The plot is a giant mess. If it’s not enough for parents to endure a kid’s film with Larry the Cable Guy as a lead, they will also get a car ride home where they can explain to their children what clean-burning fuel is and why it made the bad guys go crazy. Larry’s character Mater isn’t cut-out for the spotlight and his meager brand of comedy only highlights his awkwardness. This shifting focus feels much like what would happen if someone made a Toy Story movie that revolved completely around the slinky dog or Hamm the piggy bank.
Yes, the animation is beautiful and the technical team does their usually stunning work. There is no lack of detail and innovation in the world created, but I’m not exactly taken with this strange universe—for one thing, it still doesn’t follow any kind of logic, child-like or otherwise. There are other machines and buildings but they don’t speak, and apparently things like fossil fuels and wasabi are organic even though nothing else appears to be. Why does any of it exist if there are no human beings? When our hearts fail to be engaged, our minds wander, and there’s much to puzzle at here.
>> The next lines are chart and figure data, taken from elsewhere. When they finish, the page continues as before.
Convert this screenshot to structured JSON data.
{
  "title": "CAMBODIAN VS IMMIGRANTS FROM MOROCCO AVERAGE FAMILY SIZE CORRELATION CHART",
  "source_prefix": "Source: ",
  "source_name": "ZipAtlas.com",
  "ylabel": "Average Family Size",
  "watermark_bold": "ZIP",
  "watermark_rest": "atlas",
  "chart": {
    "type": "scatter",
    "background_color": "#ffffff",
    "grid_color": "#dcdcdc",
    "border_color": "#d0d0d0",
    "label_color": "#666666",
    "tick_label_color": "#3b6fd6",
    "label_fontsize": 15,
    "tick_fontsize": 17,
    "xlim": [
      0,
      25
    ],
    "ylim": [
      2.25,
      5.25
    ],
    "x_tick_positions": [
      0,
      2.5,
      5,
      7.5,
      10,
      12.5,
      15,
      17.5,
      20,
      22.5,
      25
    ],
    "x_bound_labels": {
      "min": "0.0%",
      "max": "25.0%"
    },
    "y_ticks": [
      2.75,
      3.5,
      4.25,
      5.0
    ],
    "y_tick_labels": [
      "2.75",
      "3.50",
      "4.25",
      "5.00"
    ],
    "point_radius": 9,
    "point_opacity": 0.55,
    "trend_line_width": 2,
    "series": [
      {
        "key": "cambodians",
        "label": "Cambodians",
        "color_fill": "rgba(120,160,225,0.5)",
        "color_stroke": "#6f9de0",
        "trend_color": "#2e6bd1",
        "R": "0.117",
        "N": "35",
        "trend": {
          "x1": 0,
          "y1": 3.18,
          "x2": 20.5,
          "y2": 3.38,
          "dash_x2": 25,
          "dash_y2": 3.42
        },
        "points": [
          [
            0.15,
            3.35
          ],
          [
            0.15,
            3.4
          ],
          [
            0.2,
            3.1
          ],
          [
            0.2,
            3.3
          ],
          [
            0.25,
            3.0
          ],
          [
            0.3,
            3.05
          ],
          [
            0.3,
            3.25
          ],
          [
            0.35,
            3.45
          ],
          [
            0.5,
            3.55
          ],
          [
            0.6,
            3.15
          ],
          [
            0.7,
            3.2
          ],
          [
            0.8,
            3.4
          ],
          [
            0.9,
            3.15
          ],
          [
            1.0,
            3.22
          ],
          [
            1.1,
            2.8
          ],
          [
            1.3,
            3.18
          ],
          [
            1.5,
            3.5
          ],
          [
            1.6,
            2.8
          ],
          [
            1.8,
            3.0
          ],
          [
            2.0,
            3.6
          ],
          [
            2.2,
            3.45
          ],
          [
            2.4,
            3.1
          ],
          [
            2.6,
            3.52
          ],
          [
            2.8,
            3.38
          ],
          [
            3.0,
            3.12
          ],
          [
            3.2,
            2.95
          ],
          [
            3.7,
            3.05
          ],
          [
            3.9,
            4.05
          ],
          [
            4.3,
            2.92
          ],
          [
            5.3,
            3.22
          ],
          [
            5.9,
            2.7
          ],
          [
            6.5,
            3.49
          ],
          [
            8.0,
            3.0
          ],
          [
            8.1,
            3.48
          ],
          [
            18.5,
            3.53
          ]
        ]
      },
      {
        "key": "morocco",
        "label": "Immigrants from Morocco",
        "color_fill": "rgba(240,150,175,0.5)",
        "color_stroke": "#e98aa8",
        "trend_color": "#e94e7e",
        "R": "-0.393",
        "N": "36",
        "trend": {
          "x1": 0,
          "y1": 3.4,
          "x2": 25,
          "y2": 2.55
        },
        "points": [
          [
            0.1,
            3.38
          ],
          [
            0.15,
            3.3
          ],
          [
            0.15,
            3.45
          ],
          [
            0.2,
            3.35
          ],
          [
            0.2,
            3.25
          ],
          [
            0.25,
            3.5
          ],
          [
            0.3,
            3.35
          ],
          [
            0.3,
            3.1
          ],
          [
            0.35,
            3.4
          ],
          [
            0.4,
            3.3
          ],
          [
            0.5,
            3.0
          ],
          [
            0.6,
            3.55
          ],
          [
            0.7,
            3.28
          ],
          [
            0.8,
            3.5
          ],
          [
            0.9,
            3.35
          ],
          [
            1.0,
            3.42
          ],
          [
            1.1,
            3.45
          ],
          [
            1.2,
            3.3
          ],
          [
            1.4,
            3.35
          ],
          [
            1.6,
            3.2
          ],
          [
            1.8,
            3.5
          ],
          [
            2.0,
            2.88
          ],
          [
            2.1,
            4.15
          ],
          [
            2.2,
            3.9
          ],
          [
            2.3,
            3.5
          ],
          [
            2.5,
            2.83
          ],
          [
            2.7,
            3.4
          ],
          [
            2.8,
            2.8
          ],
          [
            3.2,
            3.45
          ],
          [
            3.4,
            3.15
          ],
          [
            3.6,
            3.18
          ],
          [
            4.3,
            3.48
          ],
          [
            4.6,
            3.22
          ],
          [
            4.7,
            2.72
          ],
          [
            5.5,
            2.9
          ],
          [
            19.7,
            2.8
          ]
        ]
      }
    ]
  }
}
Cars 2 may not be a terrible kid’s film, but it’s a sorely disappointing one, especially for parents gearing up to take their Cars-obsessed tykes out to the theater.Trimming to a sleek 80 minutes with a tighter, wittier script would have improved the movie immensely. That isn’t the movie we got though. Better luck next time Pixar. If you can make Brave as engaging as the teaser trailer, all will be forgiven.
A note on the 3-D: Yes, it’s handled well enough, but it causes the film to seem far less colorful and bright than it’s predecessor. Better save those few extra bucks for emergency snacks.
CARS 2 GALLERY:





Jul 07, 2011 @ 14:47:32
I love the Pixar films, but this franchise just doesn’t appeal to me like Wall-E or some of their more imaginative work. too bad. Hopefully they’ll rebound from this.